Le couperet est tombé le 11 septembre : la cour d’appel de Paris a rejeté le recours des syndicats d’Altice France qui tentaient de suspendre le plan de sauvegarde accélérée du groupe. Ce feu vert judiciaire permet à Patrick Drahi de finaliser, au 1er octobre, une restructuration financière majeure qui ramènera la dette d’Altice France de 24 à 15,5 milliards d’euros.
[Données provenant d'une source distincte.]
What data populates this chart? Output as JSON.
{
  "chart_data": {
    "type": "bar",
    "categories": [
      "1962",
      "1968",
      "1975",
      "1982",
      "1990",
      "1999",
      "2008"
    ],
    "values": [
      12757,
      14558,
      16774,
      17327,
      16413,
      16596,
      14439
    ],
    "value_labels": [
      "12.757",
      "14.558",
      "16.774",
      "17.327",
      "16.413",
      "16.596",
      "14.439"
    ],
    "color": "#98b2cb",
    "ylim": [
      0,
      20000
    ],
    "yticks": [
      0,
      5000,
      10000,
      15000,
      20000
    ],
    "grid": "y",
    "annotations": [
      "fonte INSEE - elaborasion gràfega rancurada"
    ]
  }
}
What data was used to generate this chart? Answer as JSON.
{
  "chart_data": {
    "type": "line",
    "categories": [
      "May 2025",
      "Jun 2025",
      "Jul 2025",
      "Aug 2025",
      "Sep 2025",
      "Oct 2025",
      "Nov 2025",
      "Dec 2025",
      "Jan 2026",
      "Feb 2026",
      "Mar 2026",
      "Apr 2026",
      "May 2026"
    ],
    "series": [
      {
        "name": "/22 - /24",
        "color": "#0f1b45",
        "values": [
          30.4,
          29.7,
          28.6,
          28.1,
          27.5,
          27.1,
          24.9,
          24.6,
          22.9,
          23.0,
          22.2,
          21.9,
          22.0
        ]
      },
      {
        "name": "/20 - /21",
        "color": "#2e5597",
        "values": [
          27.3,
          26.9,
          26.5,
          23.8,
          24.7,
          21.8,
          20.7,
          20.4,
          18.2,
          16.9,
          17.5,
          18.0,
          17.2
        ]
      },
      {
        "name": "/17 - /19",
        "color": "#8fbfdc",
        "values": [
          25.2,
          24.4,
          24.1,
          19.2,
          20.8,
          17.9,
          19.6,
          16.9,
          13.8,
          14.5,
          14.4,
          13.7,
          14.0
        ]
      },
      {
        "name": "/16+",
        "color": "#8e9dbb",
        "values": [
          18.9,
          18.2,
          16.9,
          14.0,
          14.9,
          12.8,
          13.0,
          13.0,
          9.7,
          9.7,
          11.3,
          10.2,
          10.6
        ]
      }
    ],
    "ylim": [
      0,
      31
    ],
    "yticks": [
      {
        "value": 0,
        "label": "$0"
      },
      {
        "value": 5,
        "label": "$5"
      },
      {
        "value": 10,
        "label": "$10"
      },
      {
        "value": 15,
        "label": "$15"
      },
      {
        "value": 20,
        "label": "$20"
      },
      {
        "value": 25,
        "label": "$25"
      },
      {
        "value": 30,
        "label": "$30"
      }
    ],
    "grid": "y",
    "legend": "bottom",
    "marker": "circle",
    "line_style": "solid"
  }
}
En contrepartie, les créanciers, parmi lesquels BlackRock, Pimco et Fidelity, prendront 45 % du capital, le fondateur gardant la majorité avec 55 %. Pour les syndicats, cette décision sonne comme une défaite. CFDT et UNSA redoutent que l’opération ne soit qu’un prélude à une vente à la découpe de SFR, avec des conséquences sociales lourdes pour près de 8 000 salariés. Ils comptent désormais sur une audience prévue en novembre pour tenter d’obtenir une remise en cause du plan sur le fond, même si l’appel n’est pas suspensif et qu’il sera difficile de revenir en arrière une fois la mécanique enclenchée.
Une cession qui attise toutes les convoitises
Si le PDG Arthur Dreyfuss continue d’assurer qu’aucun processus de vente n’a été engagé, la réduction de la dette ouvre mécaniquement la voie à une reprise de l’opérateur au carré rouge. En coulisses, Orange, Bouygues Telecom et Free discutent déjà d’un partage des actifs et des 25 millions de clients de SFR. L’hypothèse d’un retour à trois opérateurs en France aiguise les appétits, mais les rivalités compliquent la donne. Orange, trop dominant pour avaler une grosse part de SFR sans froisser l’Autorité de la concurrence, resterait en retrait. Tout repose donc sur un accord entre Bouygues et Free, longtemps ennemis irréconciliables. Les deux lorgnent particulièrement sur RED, la marque à bas prix de SFR, considérée comme l’un des rares relais de croissance de l’opérateur. Autre pierre d’achoppement : le réseau partagé de 15 000 antennes que Bouygues et SFR exploitent depuis 2014. Si SFR change de mains, Bouygues exige de ne pas porter seul le poids de ces investissements, réclamant une compensation d’Orange et Free.
Un casse-tête financier et stratégique
La valorisation de SFR reste un autre point de friction. Une source proche du dossier évoque 26 milliards d’euros, sur la base de la restructuration d’Altice France. Mais en mai, J.P. Morgan estimait plutôt la valeur autour de 20 milliards. Ce grand écart reflète l’incertitude du marché et la difficulté à trouver une répartition acceptable entre les prétendants. En attendant, Patrick Drahi a atteint son objectif immédiat : desserrer l’étau d’une dette colossale et retrouver une marge de manœuvre. Reste à savoir si cette respiration financière débouchera sur une nouvelle étape, la cession pure et simple de SFR, ou si l’homme d’affaires choisira de prolonger le bras de fer avec ses créanciers et ses rivaux du secteur.